As a member progresses through the levels, they get to a point where they are expected to be actively teaching and testing at the club or regional level. This can be anything from going to a new center and testing six D1s to being an available coach at rally. Something that we regularly discuss with rising members in our region is how to dress when teaching or testing.
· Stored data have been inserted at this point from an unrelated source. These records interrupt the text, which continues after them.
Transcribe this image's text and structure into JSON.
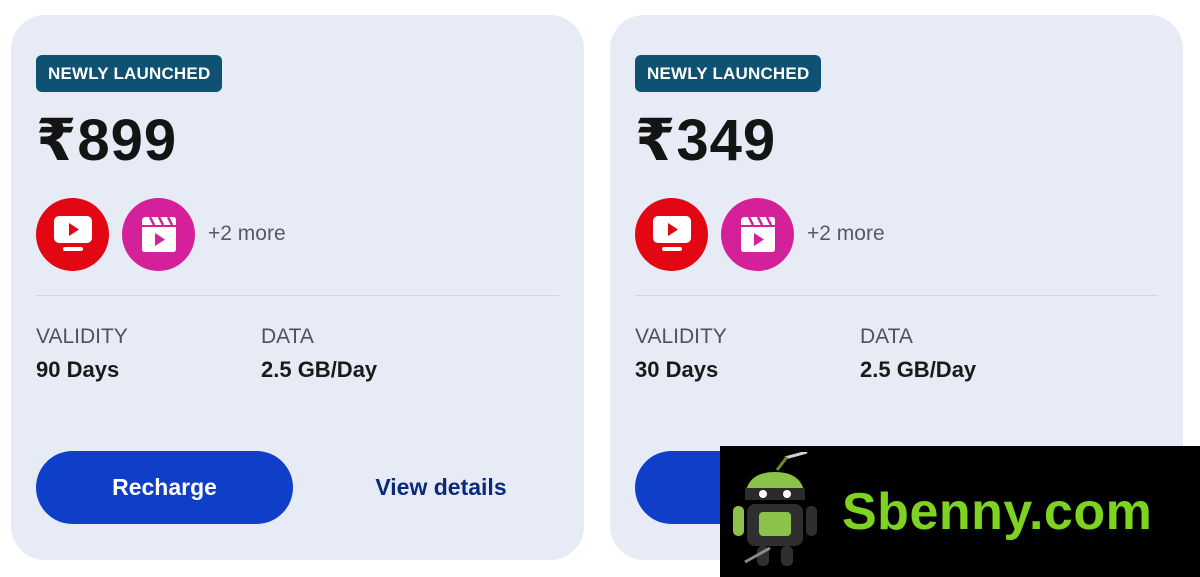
{
  "plans": [
    {
      "badge": "NEWLY LAUNCHED",
      "price": "₹899",
      "ott_icons": [
        "tv-play-icon",
        "clapperboard-play-icon"
      ],
      "more": "+2 more",
      "validity_label": "VALIDITY",
      "validity_value": "90 Days",
      "data_label": "DATA",
      "data_value": "2.5 GB/Day",
      "recharge_label": "Recharge",
      "view_details_label": "View details"
    },
    {
      "badge": "NEWLY LAUNCHED",
      "price": "₹349",
      "ott_icons": [
        "tv-play-icon",
        "clapperboard-play-icon"
      ],
      "more": "+2 more",
      "validity_label": "VALIDITY",
      "validity_value": "30 Days",
      "data_label": "DATA",
      "data_value": "2.5 GB/Day",
      "recharge_label": "R",
      "view_details_label": ""
    }
  ],
  "watermark": {
    "text": "Sbenny.com",
    "logo_icon": "android-ninja-icon"
  },
  "colors": {
    "card_bg": "#e7ebf6",
    "badge_bg": "#0f5173",
    "recharge_bg": "#0f3fc8",
    "view_details": "#0c2a7a",
    "tv_icon_bg": "#e30613",
    "cinema_icon_bg": "#d4219a",
    "watermark_text": "#7ed321"
  }
}
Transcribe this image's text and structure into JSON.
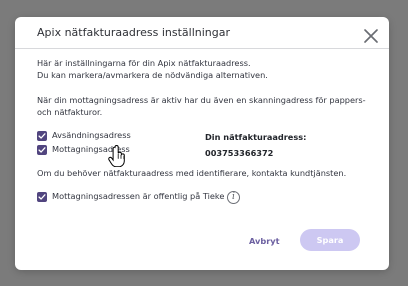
{
  "modal": {
    "title": "Apix nätfakturaadress inställningar",
    "intro_line1": "Här är inställningarna för din Apix nätfakturaadress.",
    "intro_line2": "Du kan markera/avmarkera de nödvändiga alternativen.",
    "notice_line1": "När din mottagningsadress är aktiv har du även en skanningadress för pappers-",
    "notice_line2": "och nätfakturor.",
    "checkbox_sending": "Avsändningsadress",
    "checkbox_receiving": "Mottagningsadress",
    "address_label": "Din nätfakturaadress:",
    "address_value": "003753366372",
    "support_text": "Om du behöver nätfakturaadress med identifierare, kontakta kundtjänsten.",
    "checkbox_public": "Mottagningsadressen är offentlig på Tieke",
    "cancel_label": "Avbryt",
    "save_label": "Spara"
  },
  "icons": {
    "close": "close-icon",
    "checkbox": "checkbox-check-icon",
    "info": "info-icon",
    "cursor": "hand-pointer-icon"
  },
  "colors": {
    "overlay": "#7b7b7b",
    "modal_bg": "#ffffff",
    "checkbox": "#51457f",
    "button_primary_disabled": "#cdc8f2",
    "button_secondary": "#6b5fa0"
  }
}
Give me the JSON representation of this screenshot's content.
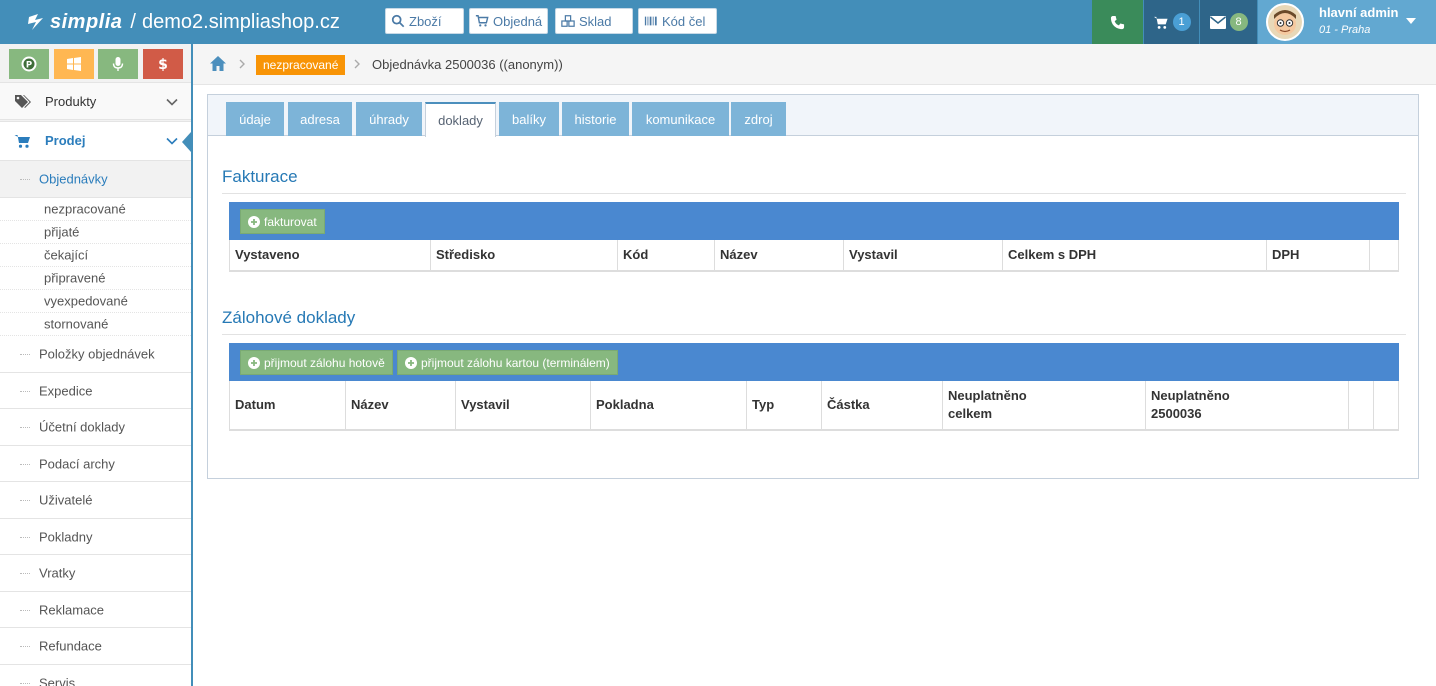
{
  "header": {
    "brand_logo": "simplia",
    "separator": "/",
    "domain": "demo2.simpliashop.cz",
    "search_buttons": [
      {
        "label": "Zboží",
        "icon": "search-icon"
      },
      {
        "label": "Objedná",
        "icon": "cart-icon"
      },
      {
        "label": "Sklad",
        "icon": "cubes-icon"
      },
      {
        "label": "Kód čel",
        "icon": "barcode-icon"
      }
    ],
    "cart_count": "1",
    "messages_count": "8",
    "user_name": "hlavní admin",
    "user_branch": "01 - Praha"
  },
  "colors": {
    "topbar": "#438eb9",
    "phone_bg": "#3a8b5a",
    "cart_bg": "#2e6589",
    "messages_bg": "#2e6589",
    "user_bg": "#62a8d1",
    "badge_cart": "#4a9fd5",
    "badge_messages": "#87b87f",
    "status_orange": "#f89406",
    "bar_blue": "#4a88d0",
    "btn_green": "#87b87f"
  },
  "sidebar": {
    "shortcuts": [
      {
        "icon": "parking-icon",
        "color": "#87b87f"
      },
      {
        "icon": "windows-icon",
        "color": "#ffb752"
      },
      {
        "icon": "microphone-icon",
        "color": "#87b87f"
      },
      {
        "icon": "dollar-icon",
        "color": "#d15b47"
      }
    ],
    "top_items": [
      {
        "label": "Produkty",
        "icon": "tags-icon"
      },
      {
        "label": "Prodej",
        "icon": "cart-icon"
      }
    ],
    "sub_items": [
      {
        "label": "Objednávky"
      },
      {
        "label": "nezpracované"
      },
      {
        "label": "přijaté"
      },
      {
        "label": "čekající"
      },
      {
        "label": "připravené"
      },
      {
        "label": "vyexpedované"
      },
      {
        "label": "stornované"
      },
      {
        "label": "Položky objednávek"
      },
      {
        "label": "Expedice"
      },
      {
        "label": "Účetní doklady"
      },
      {
        "label": "Podací archy"
      },
      {
        "label": "Uživatelé"
      },
      {
        "label": "Pokladny"
      },
      {
        "label": "Vratky"
      },
      {
        "label": "Reklamace"
      },
      {
        "label": "Refundace"
      },
      {
        "label": "Servis"
      }
    ]
  },
  "breadcrumb": {
    "status": "nezpracované",
    "order": "Objednávka 2500036 ((anonym))"
  },
  "tabs": [
    "údaje",
    "adresa",
    "úhrady",
    "doklady",
    "balíky",
    "historie",
    "komunikace",
    "zdroj"
  ],
  "active_tab": "doklady",
  "invoicing": {
    "title": "Fakturace",
    "button": "fakturovat",
    "columns": [
      "Vystaveno",
      "Středisko",
      "Kód",
      "Název",
      "Vystavil",
      "Celkem s DPH",
      "DPH",
      ""
    ]
  },
  "deposits": {
    "title": "Zálohové doklady",
    "buttons": [
      "přijmout zálohu hotově",
      "přijmout zálohu kartou (terminálem)"
    ],
    "columns": [
      "Datum",
      "Název",
      "Vystavil",
      "Pokladna",
      "Typ",
      "Částka",
      "Neuplatněno celkem",
      "Neuplatněno 2500036",
      "",
      ""
    ]
  }
}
When teaching a lesson, it is good to show up prepared to get on a horse if you need to. Bring your helmet and gloves down to the ring with you; wear breeches and paddock or tall boots. Skip the crummy t-shirt you use for barn chores and wear a nicer shirt instead. Keep in mind that you teaching, not clubbing, wear something practical and appropriate. A nice rule of thumb is to dress as if you are taking your HB. Wear a polo shirt (tucked in), khakis, paddock boots and a belt. You definitely get bonus points if your belt and boots match. Remember that testings are a learning experience, but you are not there to give a lesson. It is not the time to get on the snotty pony, but you still need to be dressed professionally and practically for being around horses.
Always take weather and location into consideration: what is the temperature, is it supposed to rain, would you be inside or outside? Remember that in summer, you can always take layers off as the day warms up. If it is a sunny day, consider wearing a hat with a brim, sunglasses or both. The last thing you want is to be uncomfortable and not able to focus on what is going on in the ring – not only does being unfocused make you seem unprofessional, it could be potentially dangerous.
Keep in mind that you are setting an example to younger riders and that some kids might think of you as a role model. Even when kids are not paying attention, many parents like to watch what is going on. If you make a good impression, they might ask you to teach their child on a regular basis, do a club clinic or suggest you to another parent or club. Never underestimate the power of word of mouth.
Whether teaching or testing:
• Keep your cell phone on you in case of an emergency. Have it set to silent or vibrate.
• Wear a watch to keep track of time and stay on schedule.
• It’s a good idea to keep a waterproof jacket in your car, just in case.
• Sunglasses and a brimmed hat
• Keep a bottle of water with you, especially on long days. No need to get dehydrated!